Из диктофонных записей Льва Глебовича:
В какой-то момент я пришел к вопросу: зачем редактировать людей, если они сами себя прекрасно редактируют?
Выдержки мыслей Омска Решетникова, третий полдень после отключения редактирования:
Смотрел, как площадь заполнялась людьми, никогда не видел столько людей в одном месте. Думал, они будут прибывать постепенно, но все было не так: люди словно одновременно попали в нужную точку из разных углов, и площадь, еще пять минут назад пустая, превратилась в муравейник. Поначалу забрался на возвышение Александровский колонны, оттуда видел десятки тысяч людей, в том числе там, где дорога. Они остановили движение машин и подчинили себе все происходившие вокруг, поместили в свой поток.
У многих были плакаты. Кто-то поднял вверх и крикнул, партия отредактированных. Партия отредактированных. Партия отредактированных. Один крик оброс двумя, четырьмя, двенадцатью, приобрел ритм и мощь. Партия отредактированных, партия отредактированных, тысячное скандирование. Добавились ноги, при слове партия правая, отредактированных левая.
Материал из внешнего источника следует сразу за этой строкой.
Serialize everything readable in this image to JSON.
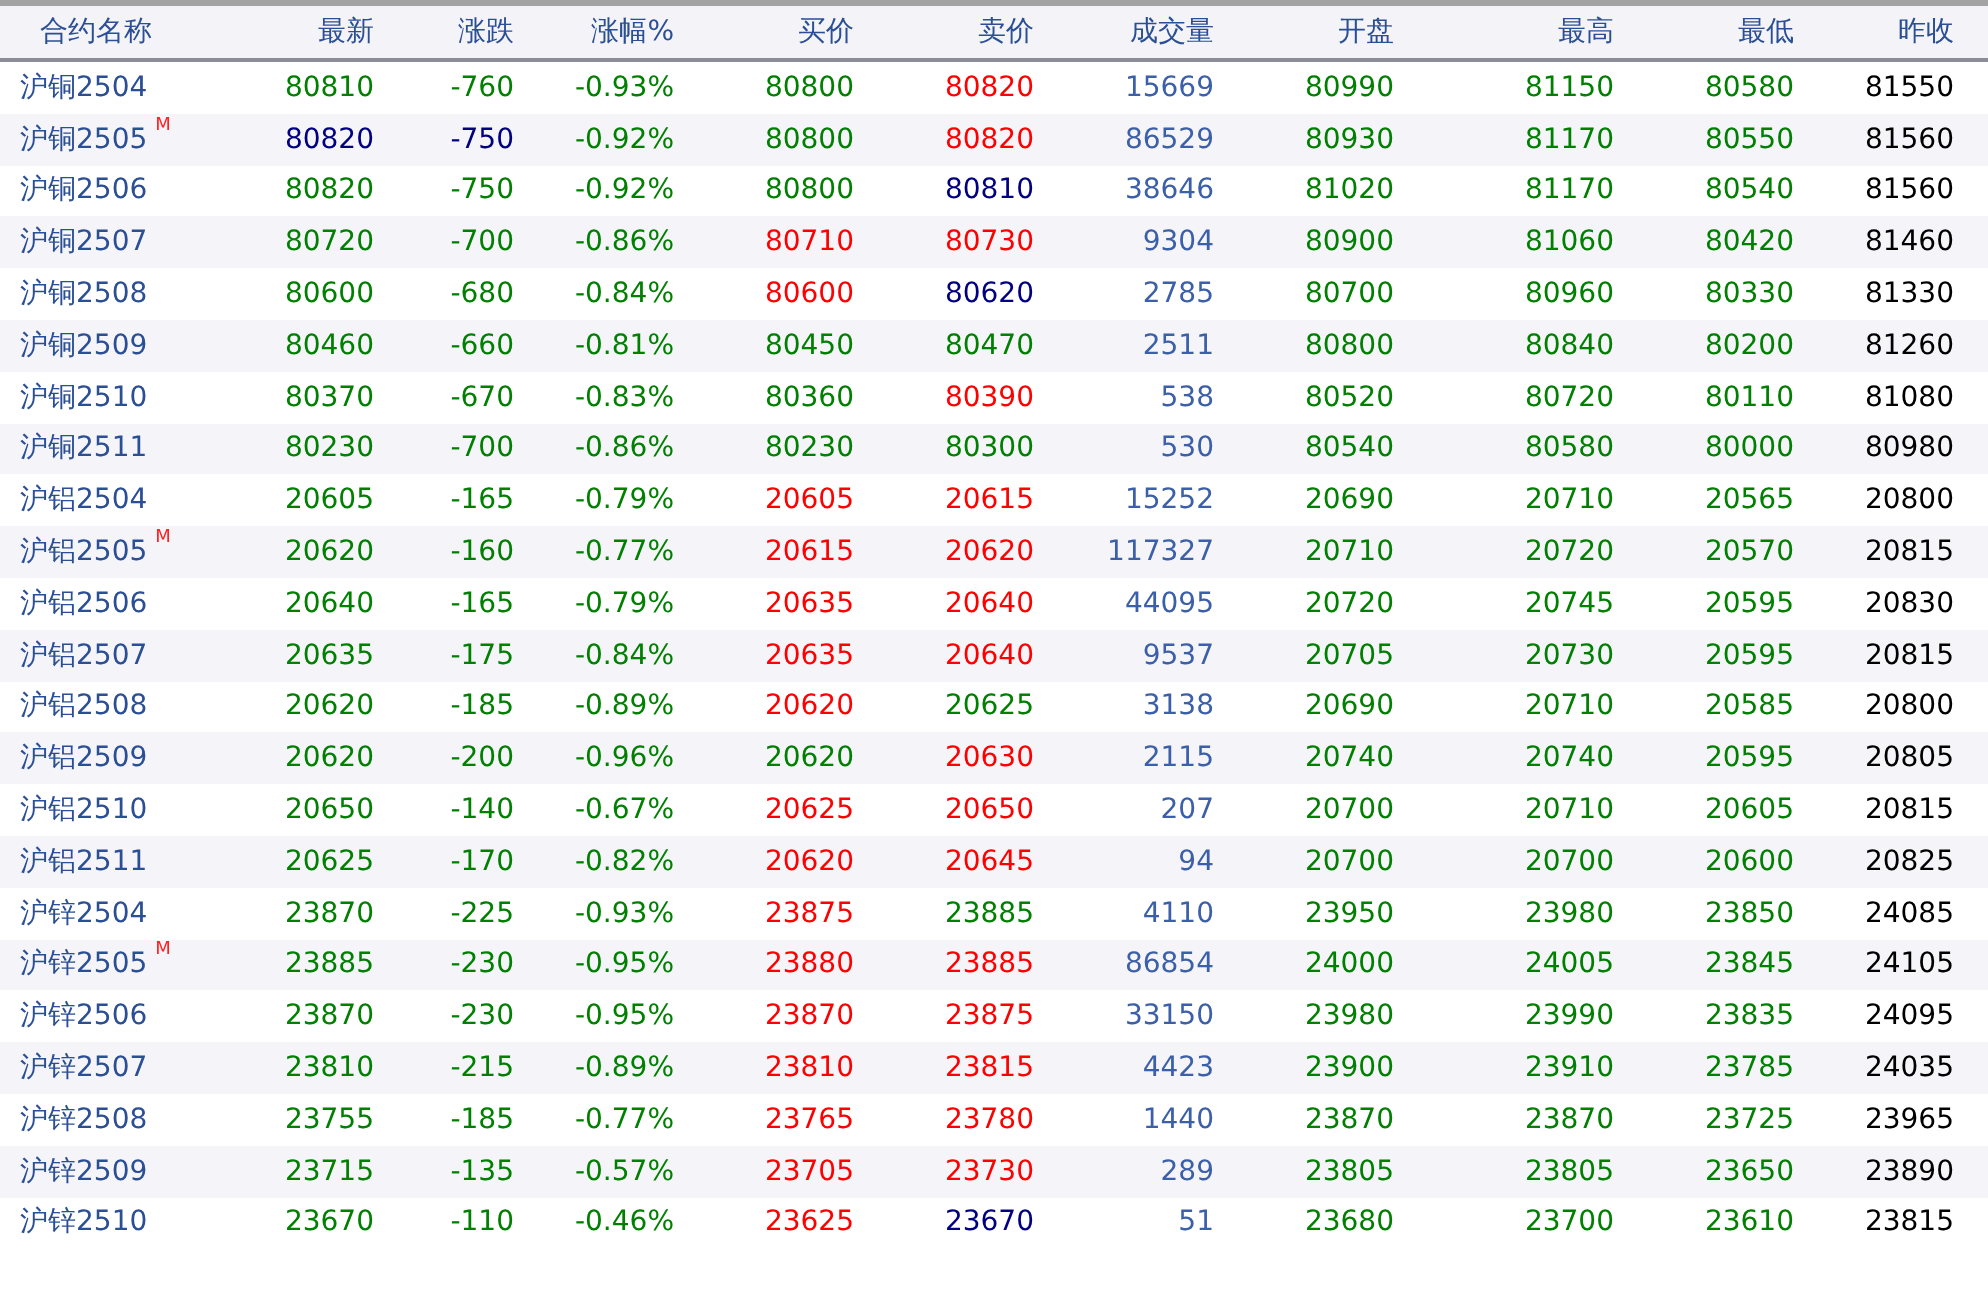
{
  "columns": [
    "合约名称",
    "最新",
    "涨跌",
    "涨幅%",
    "买价",
    "卖价",
    "成交量",
    "开盘",
    "最高",
    "最低",
    "昨收"
  ],
  "rows": [
    {
      "name": "沪铜2504",
      "cells": [
        {
          "text": "80810",
          "color": "#008000"
        },
        {
          "text": "-760",
          "color": "#008000"
        },
        {
          "text": "-0.93%",
          "color": "#008000"
        },
        {
          "text": "80800",
          "color": "#008000"
        },
        {
          "text": "80820",
          "color": "#ff0000"
        },
        {
          "text": "15669",
          "color": "#3b5fa8"
        },
        {
          "text": "80990",
          "color": "#008000"
        },
        {
          "text": "81150",
          "color": "#008000"
        },
        {
          "text": "80580",
          "color": "#008000"
        },
        {
          "text": "81550",
          "color": "#000000"
        }
      ]
    },
    {
      "name": "沪铜2505",
      "tag": "M",
      "cells": [
        {
          "text": "80820",
          "color": "#000080"
        },
        {
          "text": "-750",
          "color": "#000080"
        },
        {
          "text": "-0.92%",
          "color": "#008000"
        },
        {
          "text": "80800",
          "color": "#008000"
        },
        {
          "text": "80820",
          "color": "#ff0000"
        },
        {
          "text": "86529",
          "color": "#3b5fa8"
        },
        {
          "text": "80930",
          "color": "#008000"
        },
        {
          "text": "81170",
          "color": "#008000"
        },
        {
          "text": "80550",
          "color": "#008000"
        },
        {
          "text": "81560",
          "color": "#000000"
        }
      ]
    },
    {
      "name": "沪铜2506",
      "cells": [
        {
          "text": "80820",
          "color": "#008000"
        },
        {
          "text": "-750",
          "color": "#008000"
        },
        {
          "text": "-0.92%",
          "color": "#008000"
        },
        {
          "text": "80800",
          "color": "#008000"
        },
        {
          "text": "80810",
          "color": "#000080"
        },
        {
          "text": "38646",
          "color": "#3b5fa8"
        },
        {
          "text": "81020",
          "color": "#008000"
        },
        {
          "text": "81170",
          "color": "#008000"
        },
        {
          "text": "80540",
          "color": "#008000"
        },
        {
          "text": "81560",
          "color": "#000000"
        }
      ]
    },
    {
      "name": "沪铜2507",
      "cells": [
        {
          "text": "80720",
          "color": "#008000"
        },
        {
          "text": "-700",
          "color": "#008000"
        },
        {
          "text": "-0.86%",
          "color": "#008000"
        },
        {
          "text": "80710",
          "color": "#ff0000"
        },
        {
          "text": "80730",
          "color": "#ff0000"
        },
        {
          "text": "9304",
          "color": "#3b5fa8"
        },
        {
          "text": "80900",
          "color": "#008000"
        },
        {
          "text": "81060",
          "color": "#008000"
        },
        {
          "text": "80420",
          "color": "#008000"
        },
        {
          "text": "81460",
          "color": "#000000"
        }
      ]
    },
    {
      "name": "沪铜2508",
      "cells": [
        {
          "text": "80600",
          "color": "#008000"
        },
        {
          "text": "-680",
          "color": "#008000"
        },
        {
          "text": "-0.84%",
          "color": "#008000"
        },
        {
          "text": "80600",
          "color": "#ff0000"
        },
        {
          "text": "80620",
          "color": "#000080"
        },
        {
          "text": "2785",
          "color": "#3b5fa8"
        },
        {
          "text": "80700",
          "color": "#008000"
        },
        {
          "text": "80960",
          "color": "#008000"
        },
        {
          "text": "80330",
          "color": "#008000"
        },
        {
          "text": "81330",
          "color": "#000000"
        }
      ]
    },
    {
      "name": "沪铜2509",
      "cells": [
        {
          "text": "80460",
          "color": "#008000"
        },
        {
          "text": "-660",
          "color": "#008000"
        },
        {
          "text": "-0.81%",
          "color": "#008000"
        },
        {
          "text": "80450",
          "color": "#008000"
        },
        {
          "text": "80470",
          "color": "#008000"
        },
        {
          "text": "2511",
          "color": "#3b5fa8"
        },
        {
          "text": "80800",
          "color": "#008000"
        },
        {
          "text": "80840",
          "color": "#008000"
        },
        {
          "text": "80200",
          "color": "#008000"
        },
        {
          "text": "81260",
          "color": "#000000"
        }
      ]
    },
    {
      "name": "沪铜2510",
      "cells": [
        {
          "text": "80370",
          "color": "#008000"
        },
        {
          "text": "-670",
          "color": "#008000"
        },
        {
          "text": "-0.83%",
          "color": "#008000"
        },
        {
          "text": "80360",
          "color": "#008000"
        },
        {
          "text": "80390",
          "color": "#ff0000"
        },
        {
          "text": "538",
          "color": "#3b5fa8"
        },
        {
          "text": "80520",
          "color": "#008000"
        },
        {
          "text": "80720",
          "color": "#008000"
        },
        {
          "text": "80110",
          "color": "#008000"
        },
        {
          "text": "81080",
          "color": "#000000"
        }
      ]
    },
    {
      "name": "沪铜2511",
      "cells": [
        {
          "text": "80230",
          "color": "#008000"
        },
        {
          "text": "-700",
          "color": "#008000"
        },
        {
          "text": "-0.86%",
          "color": "#008000"
        },
        {
          "text": "80230",
          "color": "#008000"
        },
        {
          "text": "80300",
          "color": "#008000"
        },
        {
          "text": "530",
          "color": "#3b5fa8"
        },
        {
          "text": "80540",
          "color": "#008000"
        },
        {
          "text": "80580",
          "color": "#008000"
        },
        {
          "text": "80000",
          "color": "#008000"
        },
        {
          "text": "80980",
          "color": "#000000"
        }
      ]
    },
    {
      "name": "沪铝2504",
      "cells": [
        {
          "text": "20605",
          "color": "#008000"
        },
        {
          "text": "-165",
          "color": "#008000"
        },
        {
          "text": "-0.79%",
          "color": "#008000"
        },
        {
          "text": "20605",
          "color": "#ff0000"
        },
        {
          "text": "20615",
          "color": "#ff0000"
        },
        {
          "text": "15252",
          "color": "#3b5fa8"
        },
        {
          "text": "20690",
          "color": "#008000"
        },
        {
          "text": "20710",
          "color": "#008000"
        },
        {
          "text": "20565",
          "color": "#008000"
        },
        {
          "text": "20800",
          "color": "#000000"
        }
      ]
    },
    {
      "name": "沪铝2505",
      "tag": "M",
      "cells": [
        {
          "text": "20620",
          "color": "#008000"
        },
        {
          "text": "-160",
          "color": "#008000"
        },
        {
          "text": "-0.77%",
          "color": "#008000"
        },
        {
          "text": "20615",
          "color": "#ff0000"
        },
        {
          "text": "20620",
          "color": "#ff0000"
        },
        {
          "text": "117327",
          "color": "#3b5fa8"
        },
        {
          "text": "20710",
          "color": "#008000"
        },
        {
          "text": "20720",
          "color": "#008000"
        },
        {
          "text": "20570",
          "color": "#008000"
        },
        {
          "text": "20815",
          "color": "#000000"
        }
      ]
    },
    {
      "name": "沪铝2506",
      "cells": [
        {
          "text": "20640",
          "color": "#008000"
        },
        {
          "text": "-165",
          "color": "#008000"
        },
        {
          "text": "-0.79%",
          "color": "#008000"
        },
        {
          "text": "20635",
          "color": "#ff0000"
        },
        {
          "text": "20640",
          "color": "#ff0000"
        },
        {
          "text": "44095",
          "color": "#3b5fa8"
        },
        {
          "text": "20720",
          "color": "#008000"
        },
        {
          "text": "20745",
          "color": "#008000"
        },
        {
          "text": "20595",
          "color": "#008000"
        },
        {
          "text": "20830",
          "color": "#000000"
        }
      ]
    },
    {
      "name": "沪铝2507",
      "cells": [
        {
          "text": "20635",
          "color": "#008000"
        },
        {
          "text": "-175",
          "color": "#008000"
        },
        {
          "text": "-0.84%",
          "color": "#008000"
        },
        {
          "text": "20635",
          "color": "#ff0000"
        },
        {
          "text": "20640",
          "color": "#ff0000"
        },
        {
          "text": "9537",
          "color": "#3b5fa8"
        },
        {
          "text": "20705",
          "color": "#008000"
        },
        {
          "text": "20730",
          "color": "#008000"
        },
        {
          "text": "20595",
          "color": "#008000"
        },
        {
          "text": "20815",
          "color": "#000000"
        }
      ]
    },
    {
      "name": "沪铝2508",
      "cells": [
        {
          "text": "20620",
          "color": "#008000"
        },
        {
          "text": "-185",
          "color": "#008000"
        },
        {
          "text": "-0.89%",
          "color": "#008000"
        },
        {
          "text": "20620",
          "color": "#ff0000"
        },
        {
          "text": "20625",
          "color": "#008000"
        },
        {
          "text": "3138",
          "color": "#3b5fa8"
        },
        {
          "text": "20690",
          "color": "#008000"
        },
        {
          "text": "20710",
          "color": "#008000"
        },
        {
          "text": "20585",
          "color": "#008000"
        },
        {
          "text": "20800",
          "color": "#000000"
        }
      ]
    },
    {
      "name": "沪铝2509",
      "cells": [
        {
          "text": "20620",
          "color": "#008000"
        },
        {
          "text": "-200",
          "color": "#008000"
        },
        {
          "text": "-0.96%",
          "color": "#008000"
        },
        {
          "text": "20620",
          "color": "#008000"
        },
        {
          "text": "20630",
          "color": "#ff0000"
        },
        {
          "text": "2115",
          "color": "#3b5fa8"
        },
        {
          "text": "20740",
          "color": "#008000"
        },
        {
          "text": "20740",
          "color": "#008000"
        },
        {
          "text": "20595",
          "color": "#008000"
        },
        {
          "text": "20805",
          "color": "#000000"
        }
      ]
    },
    {
      "name": "沪铝2510",
      "cells": [
        {
          "text": "20650",
          "color": "#008000"
        },
        {
          "text": "-140",
          "color": "#008000"
        },
        {
          "text": "-0.67%",
          "color": "#008000"
        },
        {
          "text": "20625",
          "color": "#ff0000"
        },
        {
          "text": "20650",
          "color": "#ff0000"
        },
        {
          "text": "207",
          "color": "#3b5fa8"
        },
        {
          "text": "20700",
          "color": "#008000"
        },
        {
          "text": "20710",
          "color": "#008000"
        },
        {
          "text": "20605",
          "color": "#008000"
        },
        {
          "text": "20815",
          "color": "#000000"
        }
      ]
    },
    {
      "name": "沪铝2511",
      "cells": [
        {
          "text": "20625",
          "color": "#008000"
        },
        {
          "text": "-170",
          "color": "#008000"
        },
        {
          "text": "-0.82%",
          "color": "#008000"
        },
        {
          "text": "20620",
          "color": "#ff0000"
        },
        {
          "text": "20645",
          "color": "#ff0000"
        },
        {
          "text": "94",
          "color": "#3b5fa8"
        },
        {
          "text": "20700",
          "color": "#008000"
        },
        {
          "text": "20700",
          "color": "#008000"
        },
        {
          "text": "20600",
          "color": "#008000"
        },
        {
          "text": "20825",
          "color": "#000000"
        }
      ]
    },
    {
      "name": "沪锌2504",
      "cells": [
        {
          "text": "23870",
          "color": "#008000"
        },
        {
          "text": "-225",
          "color": "#008000"
        },
        {
          "text": "-0.93%",
          "color": "#008000"
        },
        {
          "text": "23875",
          "color": "#ff0000"
        },
        {
          "text": "23885",
          "color": "#008000"
        },
        {
          "text": "4110",
          "color": "#3b5fa8"
        },
        {
          "text": "23950",
          "color": "#008000"
        },
        {
          "text": "23980",
          "color": "#008000"
        },
        {
          "text": "23850",
          "color": "#008000"
        },
        {
          "text": "24085",
          "color": "#000000"
        }
      ]
    },
    {
      "name": "沪锌2505",
      "tag": "M",
      "cells": [
        {
          "text": "23885",
          "color": "#008000"
        },
        {
          "text": "-230",
          "color": "#008000"
        },
        {
          "text": "-0.95%",
          "color": "#008000"
        },
        {
          "text": "23880",
          "color": "#ff0000"
        },
        {
          "text": "23885",
          "color": "#ff0000"
        },
        {
          "text": "86854",
          "color": "#3b5fa8"
        },
        {
          "text": "24000",
          "color": "#008000"
        },
        {
          "text": "24005",
          "color": "#008000"
        },
        {
          "text": "23845",
          "color": "#008000"
        },
        {
          "text": "24105",
          "color": "#000000"
        }
      ]
    },
    {
      "name": "沪锌2506",
      "cells": [
        {
          "text": "23870",
          "color": "#008000"
        },
        {
          "text": "-230",
          "color": "#008000"
        },
        {
          "text": "-0.95%",
          "color": "#008000"
        },
        {
          "text": "23870",
          "color": "#ff0000"
        },
        {
          "text": "23875",
          "color": "#ff0000"
        },
        {
          "text": "33150",
          "color": "#3b5fa8"
        },
        {
          "text": "23980",
          "color": "#008000"
        },
        {
          "text": "23990",
          "color": "#008000"
        },
        {
          "text": "23835",
          "color": "#008000"
        },
        {
          "text": "24095",
          "color": "#000000"
        }
      ]
    },
    {
      "name": "沪锌2507",
      "cells": [
        {
          "text": "23810",
          "color": "#008000"
        },
        {
          "text": "-215",
          "color": "#008000"
        },
        {
          "text": "-0.89%",
          "color": "#008000"
        },
        {
          "text": "23810",
          "color": "#ff0000"
        },
        {
          "text": "23815",
          "color": "#ff0000"
        },
        {
          "text": "4423",
          "color": "#3b5fa8"
        },
        {
          "text": "23900",
          "color": "#008000"
        },
        {
          "text": "23910",
          "color": "#008000"
        },
        {
          "text": "23785",
          "color": "#008000"
        },
        {
          "text": "24035",
          "color": "#000000"
        }
      ]
    },
    {
      "name": "沪锌2508",
      "cells": [
        {
          "text": "23755",
          "color": "#008000"
        },
        {
          "text": "-185",
          "color": "#008000"
        },
        {
          "text": "-0.77%",
          "color": "#008000"
        },
        {
          "text": "23765",
          "color": "#ff0000"
        },
        {
          "text": "23780",
          "color": "#ff0000"
        },
        {
          "text": "1440",
          "color": "#3b5fa8"
        },
        {
          "text": "23870",
          "color": "#008000"
        },
        {
          "text": "23870",
          "color": "#008000"
        },
        {
          "text": "23725",
          "color": "#008000"
        },
        {
          "text": "23965",
          "color": "#000000"
        }
      ]
    },
    {
      "name": "沪锌2509",
      "cells": [
        {
          "text": "23715",
          "color": "#008000"
        },
        {
          "text": "-135",
          "color": "#008000"
        },
        {
          "text": "-0.57%",
          "color": "#008000"
        },
        {
          "text": "23705",
          "color": "#ff0000"
        },
        {
          "text": "23730",
          "color": "#ff0000"
        },
        {
          "text": "289",
          "color": "#3b5fa8"
        },
        {
          "text": "23805",
          "color": "#008000"
        },
        {
          "text": "23805",
          "color": "#008000"
        },
        {
          "text": "23650",
          "color": "#008000"
        },
        {
          "text": "23890",
          "color": "#000000"
        }
      ]
    },
    {
      "name": "沪锌2510",
      "cells": [
        {
          "text": "23670",
          "color": "#008000"
        },
        {
          "text": "-110",
          "color": "#008000"
        },
        {
          "text": "-0.46%",
          "color": "#008000"
        },
        {
          "text": "23625",
          "color": "#ff0000"
        },
        {
          "text": "23670",
          "color": "#000080"
        },
        {
          "text": "51",
          "color": "#3b5fa8"
        },
        {
          "text": "23680",
          "color": "#008000"
        },
        {
          "text": "23700",
          "color": "#008000"
        },
        {
          "text": "23610",
          "color": "#008000"
        },
        {
          "text": "23815",
          "color": "#000000"
        }
      ]
    }
  ]
}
Партия, правая, отредактированных, левая, а дальше акцентированнее, ритмичнее: партия – правая, отредактированных – левая, партия – правая, отредактированных – левая.
Намек на сомнение. Это величественно и страшно, как сам город под бесконечно моросящим дождем. Это огромная армия, и в данный момент я решаю ее судьбу. Должен бы бояться, но нет страха, паники, лишь приятное волнение – намек на сомнение, только намек. Полностью уверен в том, что делаю. Эти люди не должны быть отредактированы.
Набрал Наума, он слышал скандирование в трубке. Жми.
Все случилось в одно мгновение через полминуты после звонка Науму. Люди последний раз топнули и громыхнули словом партия, после чего установилась тишина. В молчании сотен тысяч людей больше силы, чем в их звуках, синхронных или иных.
Это был мой единственный шанс, я начал говорить. Не знаю, что и даже как, но те, кто слышал, сразу поняли и передавали дальше. Они больше не отредактированы. Это сложно осознать, осмыслить, проанализировать, легко почувствовать.
Мы должны идти к Башне Татлина, это я точно сказал. Должны идти все вместе. Не понимал, пойдут люди или нет, и что будет дальше, но говорил, продолжал говорить.
После спрыгнул с возвышения, все, у кого был в поле зрения, смотрели на меня. Пойдемте, пойдемте, говорил им, они кивали. Толпа начала движение.
Снова увидел Тихона, он пришел с женой и ребенком до того, как собралась толпа. Спросил, куда он ушел ночью. Ответил, домой. Тихон никого не агитировал, ему удалось снова попасть в гетто и выйти оттуда, на этот раз захватив семью. Он по-прежнему не знал, что делать. То, что происходило сейчас, было его шансом на спасение. Он не знал, почему, я не знал, почему, но мы понимали, других попыток нет, единственное решение. Или так, или никак, смириться.
Вглядывался в лица людей и понял, все они молодые. Никому нет тридцати шести лет, видно. Что это значит? Прорвался к Тихону.
Что значит этот возраст?
Не знаю, никто не знает. Он сразу понял, о чем я.
Вы идете?
К башне? Идем.
В толпе начались споры. Услышал, как один сказал другому, что редактура была нужна, потому что не было преступлений.
Теперь люди начнут убивать друг друга.
Почему? Не убивали же.
А теперь начнут.
Не начнут.
Толпа вдруг начала сомневаться, почувствовал это, и мне стало страшно. Ко мне вернулось сомнение. Что сейчас будет? Что мы наделали?
Есть только один человек, которому больше тридцати шести – Лев Глебович.